Deja Ranee Smith - Temple University

Combatting Business Email Compromise

Name of sponsoring organization
1. ISACA
Details of the activity (e.g., where, when)
1. Online Webinar, December 13th
What you learned
1. From this webinar, I learned that Business Email Compromise (BEC) is a significant and growing threat to organizations, with losses totaling nearly $2.4 billion and an average loss per incident that has increased by 25%. BEC is 49 times more costly than ransomware with fraudsters often posing as someone the target trusts, using tactics such as domain spoofing, look-alike domains, display name spoofing, and account compromise. There are a wide range of BEC variants, such as gift carding, payroll redirect, supplier invoicing fraud, M&A fraud, and shipment redirect. Protecting against BEC requires a multi-layered approach that includes response, detection, visibility, and awareness. Education and awareness are also important in preventing BEC, such as targeted training on BEC, phishing, social engineering, spear phishing threats, unintentional insider threat, and mitigating compromised devices. Simulations using real examples that are being detected and targeting recipients it was sent to can help to see how well they detect and provide additional training to those that fall for it.
How the activity relates to coursework or your career goals
1. This webinar is important to my career goals because it highlights the importance of cybersecurity in the business world, which is a critical component of my industry.

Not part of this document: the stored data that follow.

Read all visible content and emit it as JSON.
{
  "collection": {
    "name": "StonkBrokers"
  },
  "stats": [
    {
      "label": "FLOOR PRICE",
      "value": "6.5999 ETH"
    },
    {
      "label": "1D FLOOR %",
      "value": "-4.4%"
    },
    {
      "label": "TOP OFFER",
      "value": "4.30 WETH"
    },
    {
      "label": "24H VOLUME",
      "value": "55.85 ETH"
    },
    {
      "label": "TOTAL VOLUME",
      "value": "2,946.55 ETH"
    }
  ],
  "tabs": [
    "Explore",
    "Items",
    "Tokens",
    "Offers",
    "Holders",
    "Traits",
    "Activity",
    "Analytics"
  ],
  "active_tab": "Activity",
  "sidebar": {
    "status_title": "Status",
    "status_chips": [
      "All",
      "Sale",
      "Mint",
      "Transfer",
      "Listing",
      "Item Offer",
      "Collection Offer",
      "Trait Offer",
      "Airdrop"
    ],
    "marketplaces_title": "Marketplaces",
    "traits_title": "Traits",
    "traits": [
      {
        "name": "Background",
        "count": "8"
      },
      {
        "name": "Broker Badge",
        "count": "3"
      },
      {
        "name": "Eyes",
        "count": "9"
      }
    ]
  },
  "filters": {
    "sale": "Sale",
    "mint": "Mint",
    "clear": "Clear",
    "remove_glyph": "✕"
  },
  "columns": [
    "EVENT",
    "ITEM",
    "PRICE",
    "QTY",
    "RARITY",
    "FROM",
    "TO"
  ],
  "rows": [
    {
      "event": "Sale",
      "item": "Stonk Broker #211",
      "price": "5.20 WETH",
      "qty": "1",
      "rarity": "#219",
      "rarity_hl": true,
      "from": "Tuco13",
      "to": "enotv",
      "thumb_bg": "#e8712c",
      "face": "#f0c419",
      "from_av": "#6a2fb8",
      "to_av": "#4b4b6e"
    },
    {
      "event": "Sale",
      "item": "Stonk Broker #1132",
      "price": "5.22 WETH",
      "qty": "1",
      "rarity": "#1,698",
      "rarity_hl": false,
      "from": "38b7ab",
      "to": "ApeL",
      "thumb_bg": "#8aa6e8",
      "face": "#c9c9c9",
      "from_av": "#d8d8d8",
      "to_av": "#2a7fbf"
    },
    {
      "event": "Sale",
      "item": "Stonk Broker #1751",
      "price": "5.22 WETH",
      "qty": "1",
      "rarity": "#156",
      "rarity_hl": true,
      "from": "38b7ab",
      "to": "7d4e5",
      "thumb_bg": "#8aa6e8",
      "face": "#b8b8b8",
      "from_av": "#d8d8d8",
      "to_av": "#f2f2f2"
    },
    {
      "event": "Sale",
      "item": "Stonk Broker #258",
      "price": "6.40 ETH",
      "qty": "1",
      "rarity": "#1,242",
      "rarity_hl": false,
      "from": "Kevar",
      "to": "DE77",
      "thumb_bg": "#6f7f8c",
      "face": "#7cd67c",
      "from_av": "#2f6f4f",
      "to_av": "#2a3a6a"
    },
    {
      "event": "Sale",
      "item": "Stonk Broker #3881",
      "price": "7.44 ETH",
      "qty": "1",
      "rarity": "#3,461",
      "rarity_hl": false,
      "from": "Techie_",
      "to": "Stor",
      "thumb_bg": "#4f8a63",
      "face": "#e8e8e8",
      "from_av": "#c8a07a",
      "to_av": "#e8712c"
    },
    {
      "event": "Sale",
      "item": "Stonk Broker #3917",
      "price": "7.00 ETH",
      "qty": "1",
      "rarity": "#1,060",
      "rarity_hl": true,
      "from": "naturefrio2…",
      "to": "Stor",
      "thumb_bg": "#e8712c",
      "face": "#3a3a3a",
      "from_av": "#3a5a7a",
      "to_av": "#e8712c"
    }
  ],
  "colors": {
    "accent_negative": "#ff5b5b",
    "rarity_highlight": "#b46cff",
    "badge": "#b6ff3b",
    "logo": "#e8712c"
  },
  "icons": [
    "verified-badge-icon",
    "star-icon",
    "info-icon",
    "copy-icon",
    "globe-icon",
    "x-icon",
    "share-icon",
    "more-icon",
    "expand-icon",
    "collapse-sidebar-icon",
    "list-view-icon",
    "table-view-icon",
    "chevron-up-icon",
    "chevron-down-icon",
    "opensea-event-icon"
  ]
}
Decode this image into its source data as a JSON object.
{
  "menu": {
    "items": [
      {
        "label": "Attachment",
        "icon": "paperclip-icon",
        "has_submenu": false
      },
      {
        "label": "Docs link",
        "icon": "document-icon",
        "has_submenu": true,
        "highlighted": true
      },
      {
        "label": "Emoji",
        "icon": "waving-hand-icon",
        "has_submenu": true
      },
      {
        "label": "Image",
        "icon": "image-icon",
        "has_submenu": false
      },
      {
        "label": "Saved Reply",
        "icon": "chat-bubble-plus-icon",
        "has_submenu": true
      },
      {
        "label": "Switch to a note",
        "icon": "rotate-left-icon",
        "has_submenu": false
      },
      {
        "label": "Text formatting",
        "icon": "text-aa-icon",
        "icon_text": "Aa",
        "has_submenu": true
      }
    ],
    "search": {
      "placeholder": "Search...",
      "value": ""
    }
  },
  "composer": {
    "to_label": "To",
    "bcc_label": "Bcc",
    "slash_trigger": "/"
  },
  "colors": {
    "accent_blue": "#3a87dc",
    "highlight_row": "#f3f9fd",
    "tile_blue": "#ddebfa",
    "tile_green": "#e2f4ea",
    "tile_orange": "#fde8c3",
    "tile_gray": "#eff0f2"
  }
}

Understanding the various types of cyber threats and the methods used to protect against them is essential for anyone in my field. Additionally, the webinar highlighted the importance of technology and its role in detecting and preventing BEC. Understanding how technology can be used to gather and analyze information, improve efficiency and security, and provide insights is essential. Furthermore, the webinar emphasized the importance of education and awareness in preventing BEC. The ability to educate and train employees on cyber threats is an essential aspect of my field, as it helps to mitigate risk and protect the organization.